Researchers found that using an anesthesiologist or nurse anesthetist added hundreds of dollars to the cost of the procedures and the number of patients this applied to more than doubled between 2003 and 2009.
"If we keep going in this direction, we can't afford it," said Dr Lee Fleisher, an anesthesiology and critical care doctor from the University of Pennsylvania in Philadelphia, who wrote a commentary on the new study published on Tuesday in the Journal of the American Medical Association.
Under the U.S. system of fee-for-service healthcare, doctors who perform gastrointestinal, or GI, procedures are reimbursed by insurance companies or Medicare at the same rate, whether or not they give patients sedatives and painkillers themselves.
If an anesthesiologist or nurse anesthetist is involved to give sedation, however, this involves an extra fee.

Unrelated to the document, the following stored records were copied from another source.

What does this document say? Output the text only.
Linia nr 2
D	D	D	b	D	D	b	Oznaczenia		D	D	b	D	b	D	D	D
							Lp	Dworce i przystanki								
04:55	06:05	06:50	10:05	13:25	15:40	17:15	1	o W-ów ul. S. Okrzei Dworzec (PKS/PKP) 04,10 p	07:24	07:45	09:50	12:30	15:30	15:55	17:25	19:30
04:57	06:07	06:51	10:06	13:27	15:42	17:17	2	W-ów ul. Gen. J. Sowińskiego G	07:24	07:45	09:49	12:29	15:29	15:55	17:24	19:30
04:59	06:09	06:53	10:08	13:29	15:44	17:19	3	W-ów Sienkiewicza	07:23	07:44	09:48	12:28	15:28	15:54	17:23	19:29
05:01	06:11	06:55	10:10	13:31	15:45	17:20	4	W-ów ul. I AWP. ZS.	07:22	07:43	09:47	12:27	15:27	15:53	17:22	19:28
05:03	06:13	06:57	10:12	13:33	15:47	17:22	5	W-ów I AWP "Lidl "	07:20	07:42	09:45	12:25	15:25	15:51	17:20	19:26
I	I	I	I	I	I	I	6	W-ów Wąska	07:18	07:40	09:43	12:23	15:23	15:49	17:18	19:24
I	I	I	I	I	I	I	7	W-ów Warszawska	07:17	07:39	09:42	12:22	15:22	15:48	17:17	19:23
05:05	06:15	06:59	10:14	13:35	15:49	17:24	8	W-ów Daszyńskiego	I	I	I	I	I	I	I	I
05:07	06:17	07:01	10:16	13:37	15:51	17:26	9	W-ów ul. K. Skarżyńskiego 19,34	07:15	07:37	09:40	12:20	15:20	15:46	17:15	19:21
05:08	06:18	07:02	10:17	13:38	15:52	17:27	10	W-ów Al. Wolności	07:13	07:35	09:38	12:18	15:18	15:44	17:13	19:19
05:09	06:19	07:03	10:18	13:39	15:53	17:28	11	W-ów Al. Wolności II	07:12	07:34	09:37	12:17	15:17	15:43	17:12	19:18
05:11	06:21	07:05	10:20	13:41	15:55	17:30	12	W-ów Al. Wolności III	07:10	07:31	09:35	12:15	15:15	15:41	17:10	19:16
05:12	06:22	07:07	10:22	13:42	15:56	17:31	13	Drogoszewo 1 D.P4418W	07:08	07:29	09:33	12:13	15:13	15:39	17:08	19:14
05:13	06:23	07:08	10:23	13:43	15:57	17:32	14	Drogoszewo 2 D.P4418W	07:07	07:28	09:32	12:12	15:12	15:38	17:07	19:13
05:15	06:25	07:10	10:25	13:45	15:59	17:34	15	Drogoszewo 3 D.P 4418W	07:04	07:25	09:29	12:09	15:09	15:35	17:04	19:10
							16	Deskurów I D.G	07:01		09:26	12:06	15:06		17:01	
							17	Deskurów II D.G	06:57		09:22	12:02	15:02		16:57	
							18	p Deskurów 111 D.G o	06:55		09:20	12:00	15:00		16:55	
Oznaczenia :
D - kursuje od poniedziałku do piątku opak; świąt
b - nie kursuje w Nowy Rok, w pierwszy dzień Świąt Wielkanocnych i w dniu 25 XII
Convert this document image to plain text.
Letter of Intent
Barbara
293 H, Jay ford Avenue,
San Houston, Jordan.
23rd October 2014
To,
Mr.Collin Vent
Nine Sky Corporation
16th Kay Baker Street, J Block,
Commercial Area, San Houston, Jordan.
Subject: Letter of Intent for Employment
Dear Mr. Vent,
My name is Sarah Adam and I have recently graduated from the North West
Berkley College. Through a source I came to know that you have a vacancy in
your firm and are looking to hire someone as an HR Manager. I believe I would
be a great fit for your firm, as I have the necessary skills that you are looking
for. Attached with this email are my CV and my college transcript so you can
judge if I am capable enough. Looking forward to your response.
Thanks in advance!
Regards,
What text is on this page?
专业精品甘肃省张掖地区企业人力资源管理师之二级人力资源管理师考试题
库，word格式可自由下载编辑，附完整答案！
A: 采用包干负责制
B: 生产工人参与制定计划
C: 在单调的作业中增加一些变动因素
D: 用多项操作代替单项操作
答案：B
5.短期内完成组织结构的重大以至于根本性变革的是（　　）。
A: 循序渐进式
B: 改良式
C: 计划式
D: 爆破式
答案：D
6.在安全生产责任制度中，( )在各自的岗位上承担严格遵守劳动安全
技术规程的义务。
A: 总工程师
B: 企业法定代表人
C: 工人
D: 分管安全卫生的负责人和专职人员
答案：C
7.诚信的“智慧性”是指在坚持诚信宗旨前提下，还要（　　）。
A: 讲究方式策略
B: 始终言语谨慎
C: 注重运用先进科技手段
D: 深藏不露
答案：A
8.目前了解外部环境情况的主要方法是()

Even with a designated person giving anesthesia, patients did not necessarily get more serious sedation - just another body in the room, one of the researchers of the study said.
"You get sedation in both cases, you just get sedation for an extra $500, and there may not be any difference in the sedation you get," said Dr. Soeren Mattke, from the RAND Corporation in Boston.
"You add a lot of cost, with no proven safety or patient experience benefit," Mattke said.
LACK OF EVIDENCE
Mattke and his colleagues tracked a sample of 1.1 million Medicare patients and another 5.5 million with private insurance who had endoscopies and colonoscopies between 2003 and 2009 - a total of more than nine million procedures.
Based on claims, the researchers calculated that insurance providers were billed for anesthesiologists on about 14 percent of GI procedures in 2003.
By 2009, 30 percent of procedures for Medicare patients and 36 percent for privately insured patients involved an anesthesiologist or a nurse anesthetist.
That added about $150 to the bill for each procedure when Medicare was paying, and $500 for patients with private insurance, according to the findings. Using that model, the researchers estimate the total cost for such anesthesia during the procedures amounted to $1.1 billion nationally in 2009.
All of those patients were low-risk, without heart or breathing conditions, meaning there was no medical reason for having an anesthesiologist monitoring their sedation.
Although they might get a different type of drug depending on who was doing the sedating, there was no evidence those patients did better when an anesthesiologist was involved, Mattke said.
Fleisher said that if patients really wanted deeper sedation from an anesthesiologist, that was still a valid option. He said he would not want them to avoid colonoscopies for cancer screening because they were afraid of not getting enough anesthesia.
Guidelines from the United States Preventive Services Task Force, a government-backed agency, call for regular colon cancer screening in people age 50 to 75, every ten years if they choose to screen with colonoscopy. One recent study found evidence that the procedure, during which precancerous polyps are removed, can halve a person's risk of dying from colon cancer.
Fleisher said that using an anesthesiologist during a GI procedure should not automatically mean more reimbursement from insurance companies or Medicare.
"There's probably some way … to make it a more rational, financial decision whereby for the appropriate patients it's utilized and ones in which it's not necessary it's not utilized," he said.
Mattke said that in a time when cutting health care spending was especially important, policy makers and doctors themselves had to look for ways to get rid of any "low-value services."
Patients could be involved too, he said, by knowing their different options and the medical evidence behind them. SOURCE: bit.ly/hwxtTL Journal of the American Medical Association, online March 20, 2012.